I have discovered two English words that have been adopted here with their pronunciation intact: Pie and Colgate. Only the ignorant call it Peeay or Colgahtay. I asked what a lemon pie was called and was told Lemon Pie. Got that one down.

Sunday, September 1, 2013

Tourist Duties: Casa Blanca y Isla Negra



Well, I finally feel like I’m back at school: the calendar has filled up and the homework is piling on.

But that doesn’t mean that my duties as a foreigner can be ignored either. That means visiting. Today our program coordinator, Carolina, Emanuel (her bf), and Joel (our classy driver who makes me think of Higgins from Agatha Christie’s Poirot) took us to Casa Blanca, a famous wine valley about half an hour from Valpo. The first vineyard was up on a hill, so despite the clouds we had a nice view of the rows of grape vines. We had a good explanation of the harvest, fermentation, and storing of the wine (did you know good wine barrels made of French Oak coast 1,000 bucks a pop? Empty? And you can only use them 3 times? I was impressed). Then we moved onto the tasting, where we learned how to change and access the flavors of the wine by smelling, swirling, and taking in air as we drank. We tried a sauvignon blanc, a pinot noir, and a sauvignon cabernet (French is finally useful for something). I guess the cabernet is the most Chilean, but Emily and I both liked the blanc best. And now I feel ready to serve a dinner party, since I know at least 3 kinds of good wine and what kind of food they go with. Classy education.




We visited another vineyard briefly to do the same sans tasting (I think Carolina was testing stuff out to get a feel for future visits). The main building had a neat wooden and terracotta roof, and we stared a little bit at the Brazilean tourists before heading to Quisco for lunch and more adventures.

The beach town of Quisco is home to many restaurants with many seafood options. We enjoyed Abalone and clams before our main dishes. For me, I tried a crab casserole. Heavy, but quite good. With some coffee to round everything off we were ready to hit the main attraction of Quisco: Isla Negra, the home of Pablo Neruda.

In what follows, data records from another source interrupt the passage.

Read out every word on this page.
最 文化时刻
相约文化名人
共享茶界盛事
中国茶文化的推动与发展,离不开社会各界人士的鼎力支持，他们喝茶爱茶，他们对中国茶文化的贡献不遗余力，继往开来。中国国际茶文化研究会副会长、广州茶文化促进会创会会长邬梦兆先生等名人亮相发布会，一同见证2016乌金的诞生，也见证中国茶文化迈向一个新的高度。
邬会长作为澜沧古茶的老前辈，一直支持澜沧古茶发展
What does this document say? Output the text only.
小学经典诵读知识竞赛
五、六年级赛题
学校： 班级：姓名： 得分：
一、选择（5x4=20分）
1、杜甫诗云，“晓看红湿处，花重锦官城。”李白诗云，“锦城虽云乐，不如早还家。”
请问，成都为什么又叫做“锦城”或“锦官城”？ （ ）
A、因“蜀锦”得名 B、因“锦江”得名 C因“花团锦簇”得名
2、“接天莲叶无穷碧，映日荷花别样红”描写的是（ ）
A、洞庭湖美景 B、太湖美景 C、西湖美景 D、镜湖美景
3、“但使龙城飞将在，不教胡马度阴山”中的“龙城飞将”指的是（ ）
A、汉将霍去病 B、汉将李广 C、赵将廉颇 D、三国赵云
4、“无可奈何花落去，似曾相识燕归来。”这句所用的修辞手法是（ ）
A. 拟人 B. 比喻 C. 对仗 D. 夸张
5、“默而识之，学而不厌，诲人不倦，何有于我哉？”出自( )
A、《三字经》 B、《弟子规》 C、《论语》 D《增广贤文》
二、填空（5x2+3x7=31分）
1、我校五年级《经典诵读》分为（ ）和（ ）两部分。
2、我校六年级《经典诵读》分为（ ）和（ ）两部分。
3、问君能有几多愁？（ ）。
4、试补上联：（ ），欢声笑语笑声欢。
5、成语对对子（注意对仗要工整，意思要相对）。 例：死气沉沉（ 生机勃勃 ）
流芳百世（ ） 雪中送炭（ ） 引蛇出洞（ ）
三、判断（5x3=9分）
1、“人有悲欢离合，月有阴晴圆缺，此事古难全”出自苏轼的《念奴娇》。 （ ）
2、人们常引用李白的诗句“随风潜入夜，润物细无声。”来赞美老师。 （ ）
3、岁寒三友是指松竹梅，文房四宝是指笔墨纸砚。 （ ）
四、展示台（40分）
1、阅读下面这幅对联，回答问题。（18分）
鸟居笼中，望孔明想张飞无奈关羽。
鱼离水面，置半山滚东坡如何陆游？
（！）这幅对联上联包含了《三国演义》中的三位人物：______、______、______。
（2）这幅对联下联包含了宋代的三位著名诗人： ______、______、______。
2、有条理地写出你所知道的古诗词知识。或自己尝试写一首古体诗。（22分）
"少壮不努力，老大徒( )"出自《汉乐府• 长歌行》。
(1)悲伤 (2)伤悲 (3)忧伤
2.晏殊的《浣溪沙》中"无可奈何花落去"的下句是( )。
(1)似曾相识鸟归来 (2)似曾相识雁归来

As the Poetry Foundation says, Pablo Neruda is probably the most internationally famous poet that North Americans forget about. Probably because he was a communist. He also has a house in Valpo, but Isla Negra, where he spent his last days, is the more famous of the two. The stone walls of the house are the real deal, made of non-standard rocks with occasional additions of mosaics or glass bottles, and the interior is covered in beautiful wood paneling and furniture. And then there’s his collections. Whether it’s the mermaids from the prows of ships, funny-shaped bottles, shoes, hats, butterflies, Brazilian masks, or seashells, intriguing objects filled up the beautiful rooms overlooking the sea. We weren’t allowed to take pictures inside, but take a look on Google Images, it’s worth seeing. Outside we ogled the view and saw Neruda and his wife’s graves. Very cool.







On our way home we stopped to see what used to be the world’s largest swimming pool. Which, ironically, is next to the ocean…oh mankind.


The drive back through the countryside was also beautiful, what with the sunset and the high dose of urban living we have been receiving. Hills, cows, horses, trees, flowers…did my heart good.